To ordinary Iranians, the threat of the Islamic State (IS) was never close enough to be thought of as a real concern — until June 7, when the group hit two monumental locations in the capital city of Tehran: the parliament and the tomb of the late founder of the Islamic Republic, Ayatollah Ruhollah Khomeini. The attacks were a shock — a wound deep enough to leave a clear scar. The big questions in the aftermath that need to be answered are how they happened — and what will come next.
On Oct. 24, Al-Monitor wrote about Iran’s new challenge: IS in Persia. This was prompted by the killing of Abu Aisha al-Kurdi, who was supposed to be appointed as the emir of the group in Iran. Back then, the country’s Intelligence Minister Mahmoud Alavi told state TV that the operation took place in Kermanshah province and resulted in the dismantling of an IS cell. Since then, Iranian authorities announced on several occasions the arrest of terrorist groups.
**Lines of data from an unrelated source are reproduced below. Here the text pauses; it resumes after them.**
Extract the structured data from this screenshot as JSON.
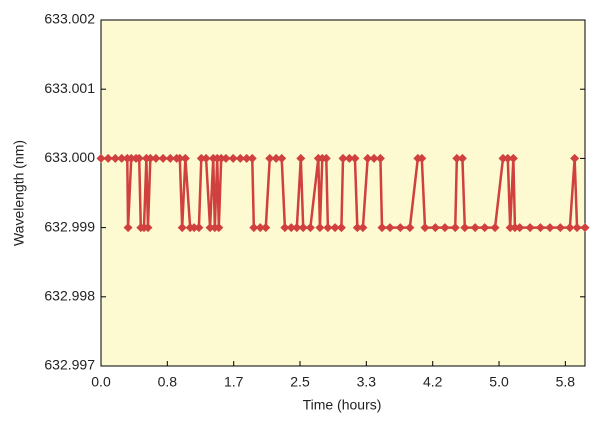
{
  "chart_data": {
    "type": "line",
    "x_label": "Time (hours)",
    "y_label": "Wavelength (nm)",
    "color": "#d0403e",
    "background": "#fdf9d0",
    "xlim": [
      0,
      6.08
    ],
    "ylim": [
      632.997,
      633.002
    ],
    "xticks": [
      {
        "value": 0,
        "label": "0.0"
      },
      {
        "value": 0.833,
        "label": "0.8"
      },
      {
        "value": 1.667,
        "label": "1.7"
      },
      2.5,
      {
        "value": 3.333,
        "label": "3.3"
      },
      {
        "value": 4.167,
        "label": "4.2"
      },
      {
        "value": 5,
        "label": "5.0"
      },
      {
        "value": 5.833,
        "label": "5.8"
      }
    ],
    "yticks": [
      632.997,
      632.998,
      632.999,
      {
        "value": 633,
        "label": "633.000"
      },
      633.001,
      633.002
    ],
    "x": [
      0,
      0.09,
      0.18,
      0.26,
      0.33,
      0.34,
      0.38,
      0.44,
      0.48,
      0.5,
      0.54,
      0.57,
      0.59,
      0.62,
      0.69,
      0.78,
      0.87,
      0.95,
      0.99,
      1.02,
      1.06,
      1.12,
      1.17,
      1.23,
      1.26,
      1.32,
      1.37,
      1.41,
      1.43,
      1.46,
      1.48,
      1.51,
      1.57,
      1.66,
      1.75,
      1.83,
      1.9,
      1.92,
      2.0,
      2.07,
      2.12,
      2.2,
      2.27,
      2.31,
      2.39,
      2.46,
      2.51,
      2.54,
      2.63,
      2.73,
      2.75,
      2.78,
      2.83,
      2.85,
      2.94,
      3.02,
      3.04,
      3.12,
      3.19,
      3.22,
      3.29,
      3.35,
      3.43,
      3.51,
      3.53,
      3.63,
      3.76,
      3.88,
      3.98,
      4.03,
      4.07,
      4.2,
      4.32,
      4.45,
      4.47,
      4.54,
      4.57,
      4.7,
      4.82,
      4.95,
      5.05,
      5.11,
      5.14,
      5.18,
      5.2,
      5.26,
      5.39,
      5.52,
      5.64,
      5.77,
      5.89,
      5.95,
      5.98,
      6.08
    ],
    "values": [
      633,
      633,
      633,
      633,
      633,
      632.999,
      633,
      633,
      633,
      632.999,
      632.999,
      633,
      632.999,
      633,
      633,
      633,
      633,
      633,
      633,
      632.999,
      633,
      632.999,
      632.999,
      632.999,
      633,
      633,
      632.999,
      633,
      632.999,
      633,
      632.999,
      633,
      633,
      633,
      633,
      633,
      633,
      632.999,
      632.999,
      632.999,
      633,
      633,
      633,
      632.999,
      632.999,
      632.999,
      633,
      632.999,
      632.999,
      633,
      632.999,
      633,
      633,
      632.999,
      632.999,
      632.999,
      633,
      633,
      633,
      632.999,
      632.999,
      633,
      633,
      633,
      632.999,
      632.999,
      632.999,
      632.999,
      633,
      633,
      632.999,
      632.999,
      632.999,
      632.999,
      633,
      633,
      632.999,
      632.999,
      632.999,
      632.999,
      633,
      633,
      632.999,
      633,
      632.999,
      632.999,
      632.999,
      632.999,
      632.999,
      632.999,
      632.999,
      633,
      632.999,
      632.999
    ]
  }
}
“They’ve been trying to hit [Iran] for a long time. They failed on several occasions as cooperation between different branches of the state helped secure the country. Yet this time they made it,” an Iranian security source told Al-Monitor on condition of anonymity. The source explained that the attacks were carefully planned; the locations chosen to convey a message. He added, “If it wasn’t for the rapid intervention of the security and military forces, the number of casualties could have been far more than it is now. Yet it is important to say that this attack isn’t going to be left without a response — a real response to the real terrorists, those who incited, planned and financed [the attacks]. They know well that Iran knows how to preserve its citizens’ security.”
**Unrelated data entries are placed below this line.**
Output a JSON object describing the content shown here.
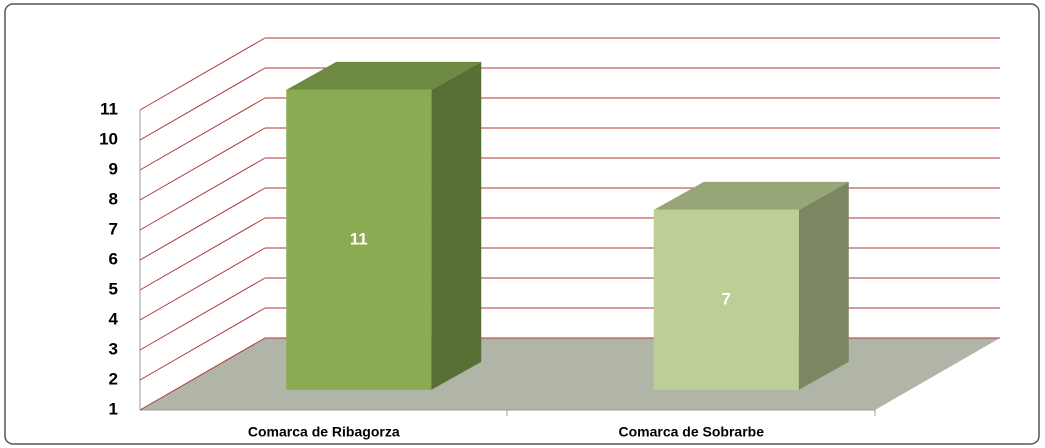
{
  "chart_data": {
    "type": "bar",
    "categories": [
      "Comarca de Ribagorza",
      "Comarca de Sobrarbe"
    ],
    "values": [
      11,
      7
    ],
    "colors": [
      "#8aab52",
      "#bccf96"
    ],
    "ylim": [
      1,
      11
    ],
    "yticks": [
      1,
      2,
      3,
      4,
      5,
      6,
      7,
      8,
      9,
      10,
      11
    ],
    "grid": true
  }
}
From the first moments of the attacks, Saudi Arabia was linked to the incidents by many members of the Iranian political and security elites. The Islamic Revolutionary Guard Corps (IRGC) did not explicitly name the kingdom, yet in a statement following the attacks linked them directly to the recent Riyadh summit, saying it came “one week after a joint meeting between the president of the United States and the heads of a reactionary regional government [Saudi Arabia] — that has continuously supported takfiri terrorists.” The statement noted that the IRGC views the latter “as very meaningful and believes the claiming of responsibility [for the attack] by IS [further] indicates their hand in this brute measure.”
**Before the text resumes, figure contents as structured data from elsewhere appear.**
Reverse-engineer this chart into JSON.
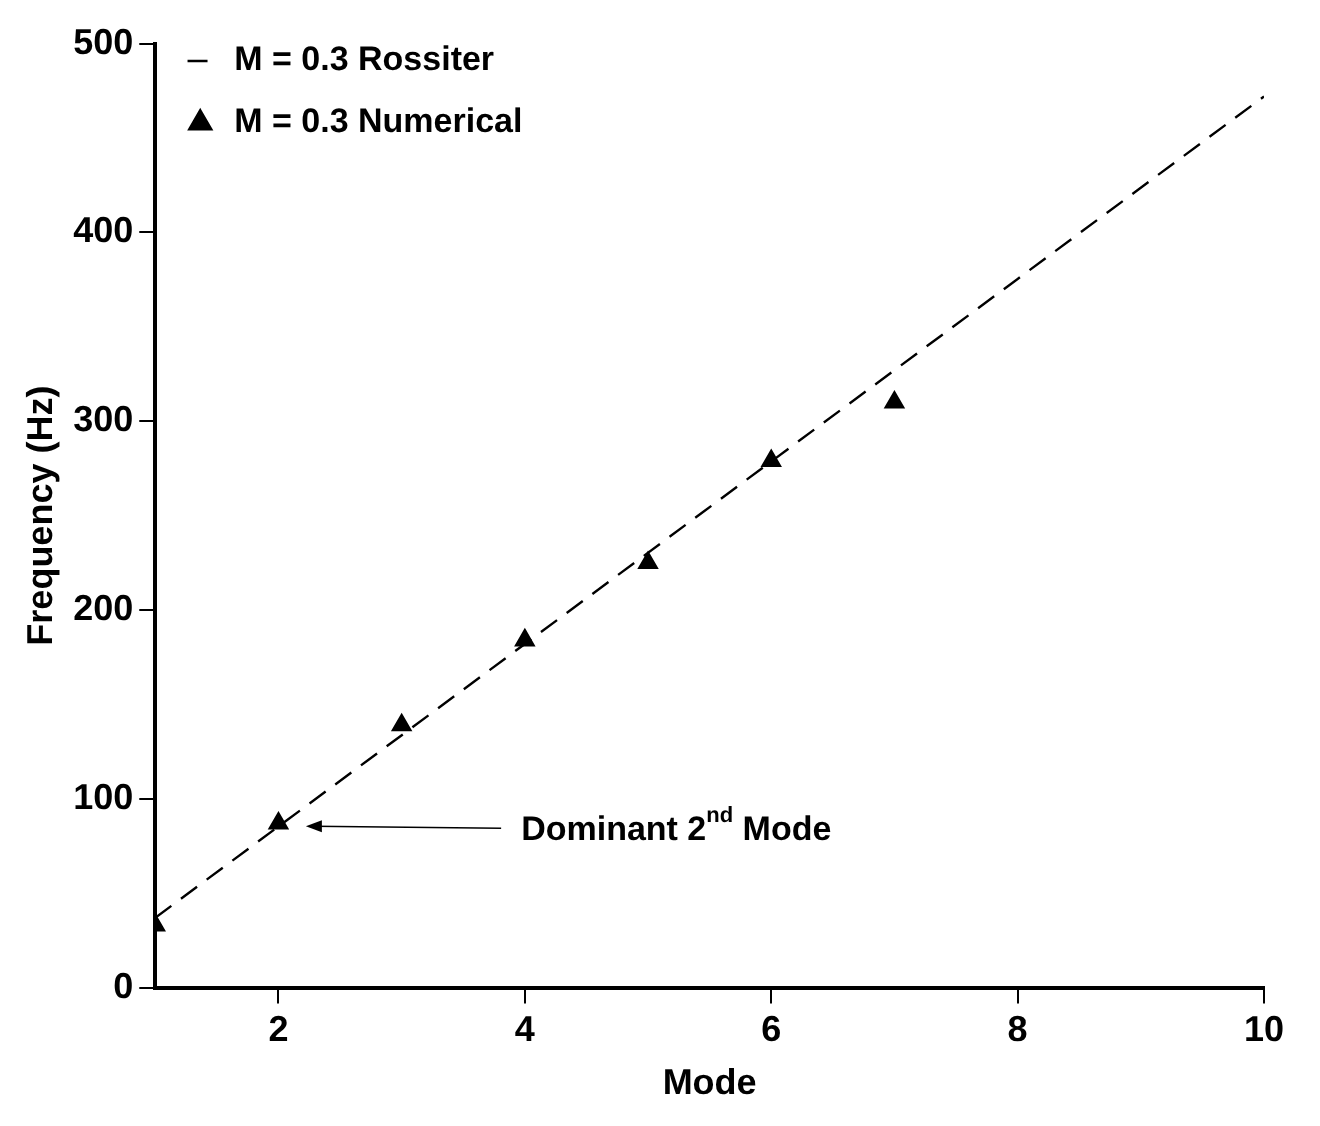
{
  "chart_data": {
    "type": "scatter",
    "xlabel": "Mode",
    "ylabel": "Frequency (Hz)",
    "xlim": [
      1,
      10
    ],
    "ylim": [
      0,
      500
    ],
    "xticks": [
      2,
      4,
      6,
      8,
      10
    ],
    "yticks": [
      0,
      100,
      200,
      300,
      400,
      500
    ],
    "grid": false,
    "legend": "top left",
    "series": [
      {
        "name": "M = 0.3 Rossiter",
        "type": "line",
        "line_style": "dashed",
        "marker": "none",
        "color": "#000000",
        "x": [
          1,
          10
        ],
        "values": [
          37,
          472
        ]
      },
      {
        "name": "M = 0.3 Numerical",
        "type": "scatter",
        "marker": "triangle",
        "color": "#000000",
        "x": [
          1,
          2,
          3,
          4,
          5,
          6,
          7
        ],
        "values": [
          33,
          87,
          139,
          184,
          225,
          279,
          310
        ]
      }
    ],
    "annotations": [
      "Dominant 2$^{nd}$ Mode"
    ]
  }
}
In contrast, Alavi was careful not to jump to conclusions, saying, “It is too early to judge whether Saudi Arabia had any role in the terrorist attack.” Alavi, however, did accuse Saudi Arabia of supporting terrorist groups in Iraq and Syria.
To Iran, this is a clear breach of the rules of the game that has put the whole region at the brink of a very dark abyss. The Iranian security source explained that such attacks are read well by Tehran as part of the proxy war some states are waging with the aim to respond to their failures in Iraq, Syria and Yemen during the past five years, “Name calling isn’t important; the fact is that Iran knows well that such attacks are desperate attempts to pressure Iran and the people of Iran. But for us, it is the other way round; this proves the righteousness of our choices from the beginning. If Iran hadn't fought off these monsters [in the region], they would have come here a long time ago.”
There are concerns in Tehran that other attempts by sleeper cells to target different areas in Iran might take place. The Iranian security source told Al-Monitor, “It’s obvious that security measures are going to be tightened — this is for the benefit of the nation. But the most important thing is that nothing can defeat this danger like unity among our people.” When asked about how Iran could respond to such attacks, the security source said, “The perpetrators are going to feel the response when it happens, that’s the most important thing. They crossed the red lines, and this means that everyone could cross red lines. Iran is always keen to see this whole region safe and calm, but there are those who always want to export their blood culture.”
The question is thus what Iran may do next. The simultaneous attacks on Iran’s parliament and the shrine of Ayatollah Khomeini have a dangerous significance; they meant clearly that the attackers have a good command and control on the ground, and that they were able to communicate and survey both points on at least two or three occasions before the assigned day of the attack. This raises the stakes for Iranian security services, which adopted tight measures both before and during the recent elections on May 19. Yet it seems that after the elections, these measures were loosened, allowing the attackers to take advantage of whatever minimal gap to jump in and execute their operation.
Another important — and dangerous — point to consider is that the attackers were Iranian. This means that the group was established on the ground, and despite the killing of their leader a year ago, was capable of continuing its work. Hence, most likely, another leader of "IS in Persia" appears to have been appointed — and is already doing his job.